On the following testcase ICEs because POINTER_PLUS_EXPR is created
with an integer as first argument and pointer as second.
I believe this is caused by chrec_evaluate, which in this case
puts CHREC_RIGHT based expression first and CHREC_LEFT based expression
second, so assuming for pointer operations GCC keeps pointers even in CHRECs
always in CHREC_LEFT operands this is enough to fix it
(bootstrapped/regtested on x86_64-linux).

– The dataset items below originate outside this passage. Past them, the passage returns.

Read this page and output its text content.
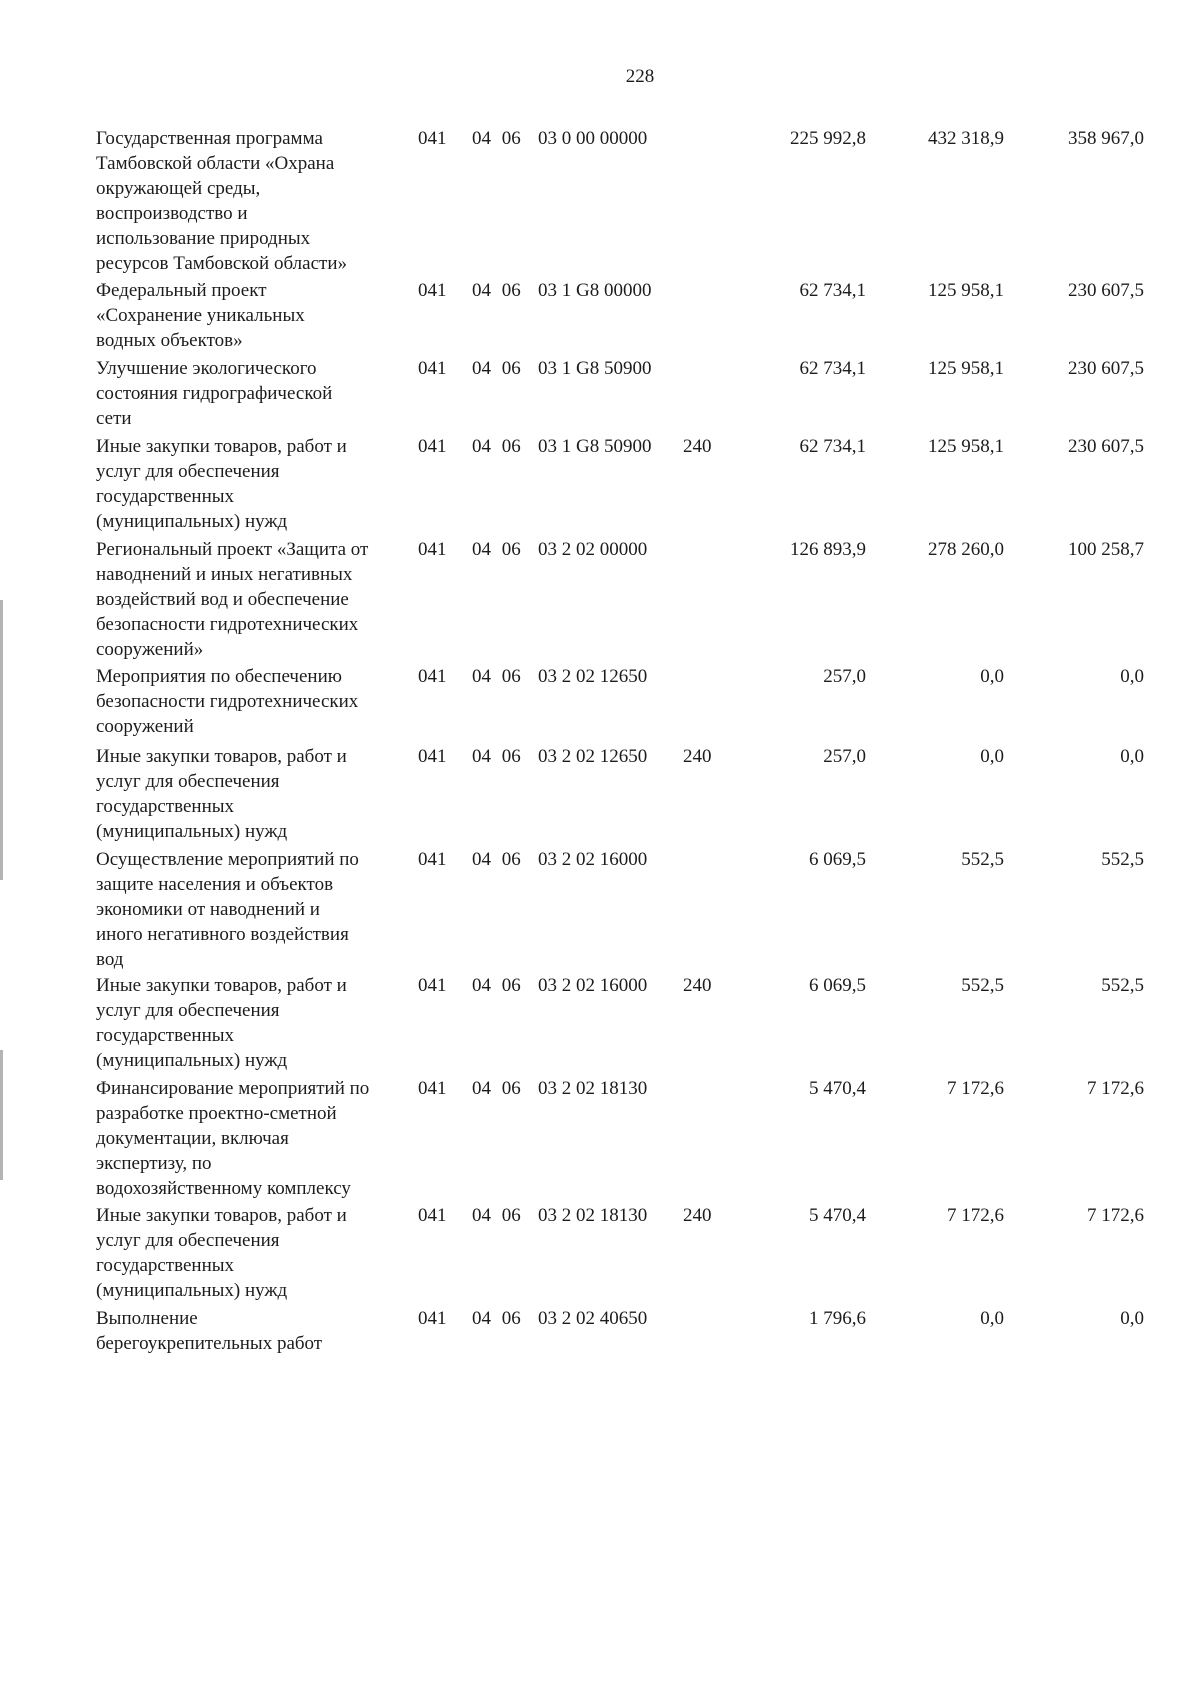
228
Государственная программа
Тамбовской области «Охрана
окружающей среды,
воспроизводство и
использование природных
ресурсов Тамбовской области»
041	04 06 03 0 00 00000	225 992,8	432 318,9	358 967,0
Федеральный проект
«Сохранение уникальных
водных объектов»
041	04 06 03 1 G8 00000	62 734,1	125 958,1	230 607,5
Улучшение экологического
состояния гидрографической
сети
041	04 06 03 1 G8 50900	62 734,1	125 958,1	230 607,5
Иные закупки товаров, работ и
услуг для обеспечения
государственных
(муниципальных) нужд
041	04 06 03 1 G8 50900	240	62 734,1	125 958,1	230 607,5
Региональный проект «Защита от
наводнений и иных негативных
воздействий вод и обеспечение
безопасности гидротехнических
сооружений»
041	04 06 03 2 02 00000	126 893,9	278 260,0	100 258,7
Мероприятия по обеспечению
безопасности гидротехнических
сооружений
041	04 06 03 2 02 12650	257,0	0,0	0,0
Иные закупки товаров, работ и
услуг для обеспечения
государственных
(муниципальных) нужд
041	04 06 03 2 02 12650	240	257,0	0,0	0,0
Осуществление мероприятий по
защите населения и объектов
экономики от наводнений и
иного негативного воздействия
вод
041	04 06 03 2 02 16000	6 069,5	552,5	552,5
Иные закупки товаров, работ и
услуг для обеспечения
государственных
(муниципальных) нужд
041	04 06 03 2 02 16000	240	6 069,5	552,5	552,5
Финансирование мероприятий по
разработке проектно-сметной
документации, включая
экспертизу, по
водохозяйственному комплексу
041	04 06 03 2 02 18130	5 470,4	7 172,6	7 172,6
Иные закупки товаров, работ и
услуг для обеспечения
государственных
(муниципальных) нужд
041	04 06 03 2 02 18130	240	5 470,4	7 172,6	7 172,6
Выполнение
берегоукрепительных работ
041	04 06 03 2 02 40650	1 796,6	0,0	0,0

If my assumption is false and CHRECs contain POINTER_TYPE trees at random
places, then it should be probably chrec_fold_plus or chrec_fold_plus_1
which will swap the arguments to POINTER_PLUS_EXPR if needed.
Ok for trunk?
2007-11-13 Jakub Jelinek <jakub@redhat.com>
PR tree-optimization/34063
* tree-chrec.c (chrec_evaluate): Put CHREC_LEFT based argument
as first chrec_fold_plus operand rather than second.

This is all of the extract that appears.